Personal and professional development

In what ways do you intend to improve upon your performance?

Alternative and related questions:

How do you think you can improve upon your performance?
Do you think you need to improve upon your performance?
Can you tell me about your last appraisal?
What areas for improvement were identified at your last appraisal?
What training needs do you have?

The meaning behind the question:

This is an interesting question, specifically because, by implication, it is suggesting that there are indeed ways in which you need to improve.  It’s a question an interviewer might well ask as an immediate follow-up to the question we covered previously in Chapter 3, “Can you tell me about your last appraisal?”  This question is designed to prompt you to admit precisely where there is room for improvement in your performance.  In some ways it can be seen as a version of the Top 10 question, “What are your weaknesses?”

Your answer:

Are they asking in what ways or in what areas?  And does it really make any difference?

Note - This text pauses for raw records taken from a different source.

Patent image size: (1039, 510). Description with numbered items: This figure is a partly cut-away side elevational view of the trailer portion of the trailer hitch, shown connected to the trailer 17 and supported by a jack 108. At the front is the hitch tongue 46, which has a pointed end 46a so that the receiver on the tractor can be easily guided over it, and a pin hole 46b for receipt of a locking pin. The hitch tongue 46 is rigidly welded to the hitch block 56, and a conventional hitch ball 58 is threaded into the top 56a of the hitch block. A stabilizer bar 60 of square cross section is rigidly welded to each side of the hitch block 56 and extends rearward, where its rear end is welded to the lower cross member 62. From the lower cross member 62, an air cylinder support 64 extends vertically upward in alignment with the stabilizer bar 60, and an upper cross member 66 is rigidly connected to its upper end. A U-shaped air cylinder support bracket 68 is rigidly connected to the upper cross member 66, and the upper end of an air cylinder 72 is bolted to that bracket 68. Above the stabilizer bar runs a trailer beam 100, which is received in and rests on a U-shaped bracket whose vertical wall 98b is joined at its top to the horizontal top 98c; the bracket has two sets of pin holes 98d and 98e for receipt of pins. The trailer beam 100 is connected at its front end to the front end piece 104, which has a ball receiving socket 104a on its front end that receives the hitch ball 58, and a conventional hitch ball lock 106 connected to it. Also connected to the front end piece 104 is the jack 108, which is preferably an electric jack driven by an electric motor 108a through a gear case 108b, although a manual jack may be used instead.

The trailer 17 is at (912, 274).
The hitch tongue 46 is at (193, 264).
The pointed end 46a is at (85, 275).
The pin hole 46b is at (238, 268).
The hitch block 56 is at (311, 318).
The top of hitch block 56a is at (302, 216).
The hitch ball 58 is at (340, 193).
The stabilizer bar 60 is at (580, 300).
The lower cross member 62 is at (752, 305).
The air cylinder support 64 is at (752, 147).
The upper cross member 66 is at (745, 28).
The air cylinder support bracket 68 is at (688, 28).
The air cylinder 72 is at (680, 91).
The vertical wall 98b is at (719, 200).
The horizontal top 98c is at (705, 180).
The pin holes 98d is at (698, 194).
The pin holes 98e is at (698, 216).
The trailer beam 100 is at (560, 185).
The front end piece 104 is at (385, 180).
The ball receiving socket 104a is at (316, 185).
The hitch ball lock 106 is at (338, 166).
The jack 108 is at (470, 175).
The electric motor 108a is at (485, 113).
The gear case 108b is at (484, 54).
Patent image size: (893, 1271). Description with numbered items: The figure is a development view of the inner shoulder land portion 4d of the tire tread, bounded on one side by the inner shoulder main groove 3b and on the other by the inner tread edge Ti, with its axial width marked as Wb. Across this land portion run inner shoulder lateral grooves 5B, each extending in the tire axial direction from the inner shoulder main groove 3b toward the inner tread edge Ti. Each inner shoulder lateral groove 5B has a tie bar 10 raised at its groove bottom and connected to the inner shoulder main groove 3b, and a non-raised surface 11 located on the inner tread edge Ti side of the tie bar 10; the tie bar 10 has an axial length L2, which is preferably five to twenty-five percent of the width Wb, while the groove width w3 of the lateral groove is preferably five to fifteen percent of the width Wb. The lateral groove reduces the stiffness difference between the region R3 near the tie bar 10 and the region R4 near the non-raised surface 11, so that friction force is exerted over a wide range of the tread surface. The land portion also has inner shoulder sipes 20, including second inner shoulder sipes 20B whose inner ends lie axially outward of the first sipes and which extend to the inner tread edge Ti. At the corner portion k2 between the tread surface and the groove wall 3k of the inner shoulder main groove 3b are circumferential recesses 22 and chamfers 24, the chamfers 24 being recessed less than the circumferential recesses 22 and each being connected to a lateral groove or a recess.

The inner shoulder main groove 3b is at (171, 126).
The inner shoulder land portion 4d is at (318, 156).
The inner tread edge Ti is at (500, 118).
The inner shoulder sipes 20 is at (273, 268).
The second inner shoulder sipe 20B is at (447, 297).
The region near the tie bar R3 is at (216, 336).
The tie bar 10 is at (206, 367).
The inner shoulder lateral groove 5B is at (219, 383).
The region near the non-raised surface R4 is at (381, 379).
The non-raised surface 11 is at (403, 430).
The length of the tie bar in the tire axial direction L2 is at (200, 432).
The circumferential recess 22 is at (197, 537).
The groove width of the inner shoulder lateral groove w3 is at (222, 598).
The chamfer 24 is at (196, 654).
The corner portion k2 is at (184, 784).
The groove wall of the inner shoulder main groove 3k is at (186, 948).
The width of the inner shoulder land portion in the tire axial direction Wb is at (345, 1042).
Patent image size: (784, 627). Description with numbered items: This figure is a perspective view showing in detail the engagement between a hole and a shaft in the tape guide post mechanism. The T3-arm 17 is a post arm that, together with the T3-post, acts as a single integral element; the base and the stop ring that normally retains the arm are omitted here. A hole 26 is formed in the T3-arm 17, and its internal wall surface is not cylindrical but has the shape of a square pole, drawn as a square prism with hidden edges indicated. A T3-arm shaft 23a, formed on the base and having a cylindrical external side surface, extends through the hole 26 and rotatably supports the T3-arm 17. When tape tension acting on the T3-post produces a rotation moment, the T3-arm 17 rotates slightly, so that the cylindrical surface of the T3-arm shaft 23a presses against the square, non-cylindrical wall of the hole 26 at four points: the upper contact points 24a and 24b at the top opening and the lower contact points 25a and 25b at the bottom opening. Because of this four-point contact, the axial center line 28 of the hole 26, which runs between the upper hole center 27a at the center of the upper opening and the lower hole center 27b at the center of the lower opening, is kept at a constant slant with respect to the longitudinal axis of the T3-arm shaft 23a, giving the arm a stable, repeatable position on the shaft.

You’re kind of damned if you do and damned if you don’t with this question!  It’s rather a Catch-22.  If you say you feel there aren’t any ways in which you need to improve upon your performance then you’ll come across not only as arrogant but as someone who is unlikely to develop further because they don’t even perceive the need for further development.  Conversely, if you do talk about specific ways in which you intend to improve upon your performance then you’re immediately admitting a weakness.

The best solution is to keep your answer to this question pretty general and, without declaring any specific area of weakness, emphasize that you are always looking for ways in which you can improve upon your performance and that you’re always open to training and development opportunities.  Alternatively, you can mention a specific area provided that it is an area which is not critical to your ability to undertake the role for which you are applying.

Example:

I’m always looking for ways in which I can improve upon my performance; I’m always open to training and development opportunities.  Everyone always has room for improvement; you can never be too good at anything.  For example, I find I am now required to give presentations from time to time and, while I’m generally happy with the way I handle these, it’s fair to say that I’ve not had any prior training in this, so I am just about to embark on an evening course to help me to improve upon this aspect of my work.

Word of warning:

Admit to any specific weaknesses and you could immediately eliminate yourself from the running.  However, if you don’t mention any specific areas for improvement, there’s always the chance that the interviewer may go on to press you to discuss one.  In this case, your answer should be along the lines of my example above.

How has your current job prepared you for greater challenges/responsibility?

Alternative and related questions:

In what ways has your current job prepared you to take on greater challenges/responsibility?
How do your skills and experience match the job description/person specification?
What have you learned in your last job?

The meaning behind the question:

The interviewer is driving at what you have learned and how you have developed in your current (or last) job which could now be of use – to you and to them – in the job for which you are applying, with specific regard to your ability to take on new challenges and responsibilities.

Your answer:

Why are you looking to move on to a new job?  The chances are that greater challenges and greater responsibility are pretty high on your list of reasons.  You need to demonstrate to the interviewer that you’re ready for this – and explain why.

The key to this question is to cite specific examples, examples which are pertinent to the job you’re now applying for.

You should have a very clear idea of the key requirements of this vacancy.  Use those as your guide when picking your examples, aiming for two or three examples which you can turn into strong selling points.

Example:

My current job has prepared me in many ways to take on new and greater challenges and responsibility.  This is one of my main reasons for wishing to move on to a new job – so as to capitalise on what I have learned.  As I became increasingly proficient in my role, I was entrusted with training and coaching newer members of staff, something I much enjoyed and found very rewarding.  I was also asked to participate in increasing numbers of management-level meetings so as to represent matters from the point of view of the ‘shop floor’.  Also, I was called upon to deputise for our manager and oversee operations whenever he was away.  I consequently feel I’ve reached the level where I’m no longer sufficiently challenged by my current role and, keen to learn and develop further, it’s clearly the right time for me to move onwards and upwards into a management role.